Analysts expect Tesla Motors Inc to report a bigger loss compared to last year when it releases third-quarter earnings later Tuesday. But many analysts say what's important is how many more cars it is selling, because that's what it needs to get to profitability.

On Monday, Elon Musk's Silicon Valley electric carmaker said it sold 11,580 cars in the third quarter. That brings its 2015 total so far to 33,157, making its full-year target of selling 50,000 to 55,000 cars a "tall order" even with the sport utility Model X it started shipping on Sept. 29, according to the Wall Street Journal. The target was already adjusted from 55,000 and if it's cut again, it may be because the Model X's design -- including gull-wing doors -- will make it difficult to ramp up production, according to Fortune magazine.

Tesla is expected to grow adjusted revenue by 35 percent in the July-September quarter -- to $1.26 billion, from $932.4 million in the same period last year. Analysts expect Tesla to post a fully reported loss of $95.5 million, greater than the $74.7 million in the year-ago period.
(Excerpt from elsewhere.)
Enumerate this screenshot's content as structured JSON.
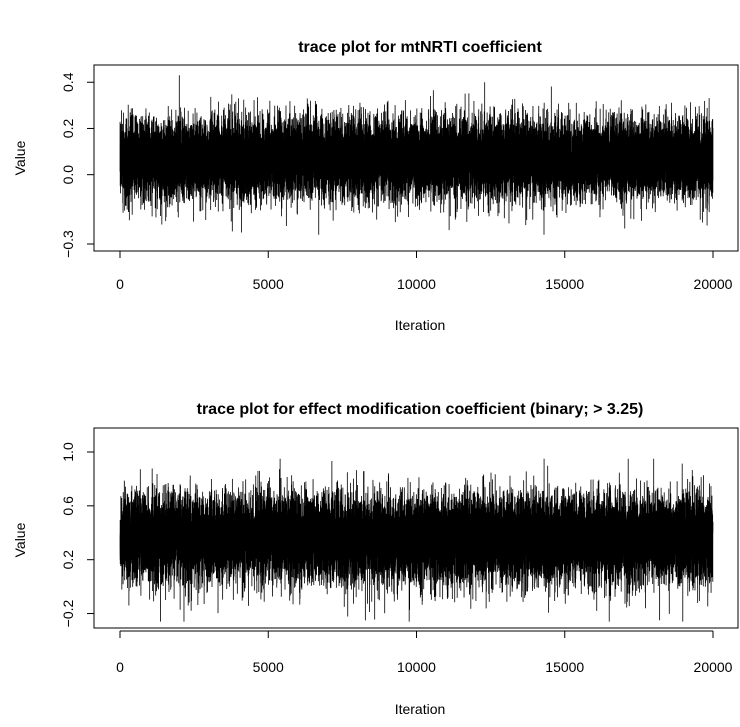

Adjusting for certain charges and revenue streams that are not recognized by generally accepted accounting principles (GAAP), Tesla is forecast to lose $55.5 million compared with a $3.17 million gain in the same period last year.

Manufacturing shortcomings would have an even bigger impact when Tesla starts selling its mass-market Model 3 by 2017, the Journal pointed out.

One more thing that could weigh on sales is Consumer Reports' withdrawal of its recommendation of the Model S last month. That could offset any gain from endorsements it gets from celebrities like CBS "Late Show" host Steven Colbert and buzz from an overnight software update that gave the car self-driving capabilities.

One sign the company is trying its best to boost revenue is its move to scrap the flat $100 fee it charges for a technician to pick up a car for repairs and replace it with a loaner till the owner's car is fixed. However, the $100 fee could now be the basic price tag, with some customers saying they paid over $600 for the service, according to Automotive News.